Me he dado cuenta que esa sociedad estable que consiguieron mis abuelos y mis padres, ya no existe. Esa vida cómoda y lineal pasó a la historia como pasaron las cruzadas, la Revolución Francesa o las guerras mundiales. Ahora nos toca adaptarnos a las circunstancias y no que las circunstancias se adapten a nuestras necesidades. Hoy sé donde estoy y no me arrepiento ni me avergüenzo, yo lo he elegido, podía haber seguido con la trampa e incluso haber llegado a alcalde y estar viviendo en una hermosa casa unifamiliar con todas las comodidades del mundo. He renunciado a todo eso por mi libertad, por mi coherencia, porque valoro más estar en paz conmigo mismo que cualquier triunfo social que no venga del trabajo, el esfuerzo y la honradez.

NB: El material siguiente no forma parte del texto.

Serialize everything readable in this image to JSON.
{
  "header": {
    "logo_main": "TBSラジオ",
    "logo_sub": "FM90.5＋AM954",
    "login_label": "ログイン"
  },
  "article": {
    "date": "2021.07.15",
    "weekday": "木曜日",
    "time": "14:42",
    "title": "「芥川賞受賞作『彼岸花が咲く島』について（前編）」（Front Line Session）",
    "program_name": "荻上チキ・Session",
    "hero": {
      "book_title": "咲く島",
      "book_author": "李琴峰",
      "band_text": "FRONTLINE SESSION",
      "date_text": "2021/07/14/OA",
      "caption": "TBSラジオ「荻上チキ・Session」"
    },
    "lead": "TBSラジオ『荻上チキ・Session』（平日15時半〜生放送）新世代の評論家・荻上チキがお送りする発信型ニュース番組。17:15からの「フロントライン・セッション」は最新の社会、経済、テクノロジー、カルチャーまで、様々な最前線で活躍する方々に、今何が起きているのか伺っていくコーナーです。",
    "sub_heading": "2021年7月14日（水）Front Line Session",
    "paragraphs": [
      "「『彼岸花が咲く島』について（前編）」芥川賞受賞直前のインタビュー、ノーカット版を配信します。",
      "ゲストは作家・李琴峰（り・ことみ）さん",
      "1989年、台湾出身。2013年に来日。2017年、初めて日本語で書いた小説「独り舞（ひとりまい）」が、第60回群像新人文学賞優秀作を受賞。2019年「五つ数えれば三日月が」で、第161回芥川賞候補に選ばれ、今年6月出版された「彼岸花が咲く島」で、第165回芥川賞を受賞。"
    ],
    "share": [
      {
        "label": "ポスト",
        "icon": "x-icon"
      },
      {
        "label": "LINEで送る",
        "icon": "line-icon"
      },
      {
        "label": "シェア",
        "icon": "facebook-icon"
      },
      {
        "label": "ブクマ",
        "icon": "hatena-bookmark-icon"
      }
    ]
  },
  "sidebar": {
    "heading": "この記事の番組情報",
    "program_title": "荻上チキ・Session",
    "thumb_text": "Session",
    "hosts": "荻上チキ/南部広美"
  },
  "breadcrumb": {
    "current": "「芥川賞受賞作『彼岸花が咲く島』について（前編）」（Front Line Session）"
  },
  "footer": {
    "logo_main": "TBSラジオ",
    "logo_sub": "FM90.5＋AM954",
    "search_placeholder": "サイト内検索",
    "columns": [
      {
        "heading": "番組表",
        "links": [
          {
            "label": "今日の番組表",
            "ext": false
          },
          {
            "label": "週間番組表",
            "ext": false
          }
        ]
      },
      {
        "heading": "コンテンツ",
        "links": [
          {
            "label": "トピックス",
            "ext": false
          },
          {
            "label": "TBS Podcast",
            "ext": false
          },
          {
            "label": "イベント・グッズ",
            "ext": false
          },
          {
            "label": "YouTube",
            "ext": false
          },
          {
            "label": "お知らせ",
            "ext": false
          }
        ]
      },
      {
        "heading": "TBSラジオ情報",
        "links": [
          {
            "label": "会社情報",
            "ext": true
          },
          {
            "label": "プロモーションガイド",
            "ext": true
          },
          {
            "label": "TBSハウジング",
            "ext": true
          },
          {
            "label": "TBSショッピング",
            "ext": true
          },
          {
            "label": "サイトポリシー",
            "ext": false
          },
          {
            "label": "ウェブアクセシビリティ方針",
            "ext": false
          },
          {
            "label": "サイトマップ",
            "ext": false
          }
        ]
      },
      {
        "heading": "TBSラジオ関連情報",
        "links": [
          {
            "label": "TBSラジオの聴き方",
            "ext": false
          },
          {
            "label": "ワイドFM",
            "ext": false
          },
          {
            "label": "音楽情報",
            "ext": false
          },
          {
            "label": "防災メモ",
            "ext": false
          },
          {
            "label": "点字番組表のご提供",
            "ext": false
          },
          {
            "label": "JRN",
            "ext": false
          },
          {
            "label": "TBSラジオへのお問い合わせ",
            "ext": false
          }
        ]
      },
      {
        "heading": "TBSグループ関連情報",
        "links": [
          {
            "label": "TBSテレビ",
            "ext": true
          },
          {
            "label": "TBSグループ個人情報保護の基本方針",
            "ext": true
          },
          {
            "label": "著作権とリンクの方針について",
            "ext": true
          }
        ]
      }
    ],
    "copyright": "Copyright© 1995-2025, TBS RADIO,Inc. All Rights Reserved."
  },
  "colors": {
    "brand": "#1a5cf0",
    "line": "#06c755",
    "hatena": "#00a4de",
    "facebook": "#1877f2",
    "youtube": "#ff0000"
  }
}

Que soy un tonto, seguramente, pero soy un tonto feliz. Hoy estoy aquí, mañana, mañana ni lo sé ni me importa. De lo único que estoy convencido es que ya dado este paso, haré lo que quiera hacer, mejor o peor, pero sin presiones, sin engaños, sin aprovecharme de nada ni de nadie y sobre todo sin engañar, sin prometer nada que no pueda (o lo que es peor) no quiera cumplir. Soy Joaquín Ridruejo Martínez: estudiante brillante, político fracasado, comercial mal pagado y explotado, pero ciudadano con libertad para dirigir mi vida y mis acciones y, sobre todo, campista convencido.